Boulder becoming ‘digital’ capital of the Rockies

| Aug 26, 2009

photo-jerry-lewis

(Note: This is the first column by a pillar of Boulder journalism, Jerry Lewis, repurposed with his collaboration from his Boulder Report blog. Read all of that blog here.)

Over at a corner table at the Ozo coffee shop, someone was doing a video interview. As colorful dancers of the N. Arapaho tribe performed downtown, I counted at least three videographers, with numerous digital photographers shooting the event. There were Flips, iPhones and Nikons recording the Arapaho “Coming Home” gathering.

Boulder has long been one of the more “plugged-in”  and early tech adopting cities in Colorado. Now I think we could start promoting our fair city as the “digital media” capital of the Rockies.

A thirst for digital education, meetups, tweetups and film festivals has brought in a new downtown digital media incubator as well as an ambitious digital media program at the University of Colorado that’s hoping to connect to some of the best in the business.

Bruce Borowsky, a producer at Boulder’s People Productions, was one to catch the wave early on as co-founder of the successful Boulder Digital Arts. Demand by area businesses, he says, keeps growing to stay on top of whatever new digital technologies emerge.

Now in its fifth year, BDA averages about 15 classes a month and is designed as an affordable way (average costs is $50) for companies to cross-train their employees in everything from Photoshop to video editing to Web design.  “Our audience is the working professional,” Borowsky says.

BDA, online at www.boulderdigitalarts.com, operates from about 800 square feet at 47th and Pearl.  Lately he’s getting requests for classes on iPhone applications and video podcasts, two fast-growing areas in the evolving social media world. BDA also maintains a free online directory for local digital experts, and user groups are growing for specific interests such as Final Cut Studio editing and photography.

One of the people I saw with a camcorder for the Arapaho tribe was Alan O’Hashi, who started Boulder Community Media in January 2008. It’s now expanded to 11 incubator-style offices with shared meeting and studio space at 13th and Walnut.

As space filled up, his landlord worked with his nonprofit to expand, with prices ranging from a desk cubicle at about $200 a month to larger spaces running from $350 to $600.  “It’s an opportunity for networking, business sharing or just a resource for people to become involved” in digital media business ideas, he says.  O’Hashi says he’s taken the “hard knocks track” to learning filmmaking, and he’d like to help others tackle the digital learning curve.

The Boulder  Creative “Media-Plex” will have an open house from 5 to 7 p.m. on Wednesday,  Sept. 2 and, of course, invites are going out to Facebook “friends.” How else does one get to a party these days? The mixer runs at the same time as the monthly “schmoozer” of BIFF, Boulder International Film Festival and Colorado Film Society, also at 1906 13th St.  Info at www.biff1.com.

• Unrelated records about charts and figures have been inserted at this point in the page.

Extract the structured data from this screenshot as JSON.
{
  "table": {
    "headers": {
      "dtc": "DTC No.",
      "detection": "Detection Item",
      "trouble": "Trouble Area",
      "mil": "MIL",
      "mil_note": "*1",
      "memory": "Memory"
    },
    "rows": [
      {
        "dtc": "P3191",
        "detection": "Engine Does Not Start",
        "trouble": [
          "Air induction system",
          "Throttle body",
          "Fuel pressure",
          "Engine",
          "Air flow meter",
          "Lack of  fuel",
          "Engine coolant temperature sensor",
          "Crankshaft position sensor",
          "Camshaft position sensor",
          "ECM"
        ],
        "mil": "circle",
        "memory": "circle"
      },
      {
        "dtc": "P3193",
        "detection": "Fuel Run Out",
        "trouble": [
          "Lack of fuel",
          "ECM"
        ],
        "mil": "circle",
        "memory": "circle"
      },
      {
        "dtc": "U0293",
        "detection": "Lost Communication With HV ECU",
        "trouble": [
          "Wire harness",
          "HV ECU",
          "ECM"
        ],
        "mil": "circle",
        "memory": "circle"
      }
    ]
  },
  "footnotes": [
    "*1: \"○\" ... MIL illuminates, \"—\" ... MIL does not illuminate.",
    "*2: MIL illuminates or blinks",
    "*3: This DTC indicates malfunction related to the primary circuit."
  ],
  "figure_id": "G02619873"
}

O’Hashi just jetted off to Uganda for a film project on foreign aid reform, and he’s also working on a Boulder Arts Commission grant exploring Georgia O’Keefe’s time when she lived in Ward.

More details are being announced about the new Boulder Digital Works program, an “industry driven” effort headed by David Slayden, an advertising professor in CU’s Journalism School. Its goal: Create new digital leaders and entrepreneurs. The program is a joint effort including both the School of Journalism and Mass Communications and CU’s College of Engineering and Applied Science.

A 60-week digital media certificate program that starts in October, with partnerships including MDC Partners, parent firm of ad agency Crispin Porter + Bogusky as well as professionals from Hyper Island  in Sweden (www.hyperisland.se), is expected to be limited to about 21 students, with a cost of $25,000. The program also is working with SoDA, the Society of Digital Agencies.

Slayden says the graduate certificate program has to be flexible and innovative because by the time curricula is typically approved in graduate programs, “the technology has changed.”

Slayden sees a much broader program shaping up with executive workshops designed for business professionals who want to upgrade their “digital game.”  The first one, scheduled for Oct. 7-9, is priced at $3,000, but course designers are looking how to create more workshops that will be “price competitive.” Information is online at bdw.colorado.edu/

“We’re already hearing from people as far away as Singapore,” Slayden says.

In an opportunity to put all this digital creative to work, Boulder will host its sixth annual 24-hour Shoot Out Film Making Festival on Sept.  25-27 (www.theshootoutboulder.com), with invites to filmmakers, including beginners, to take the challenge.

“Wise words” on the Shootout’s Web page: “For me, the cinema is not a slice of life, but a piece of cake.” – Alfred Hitchcock.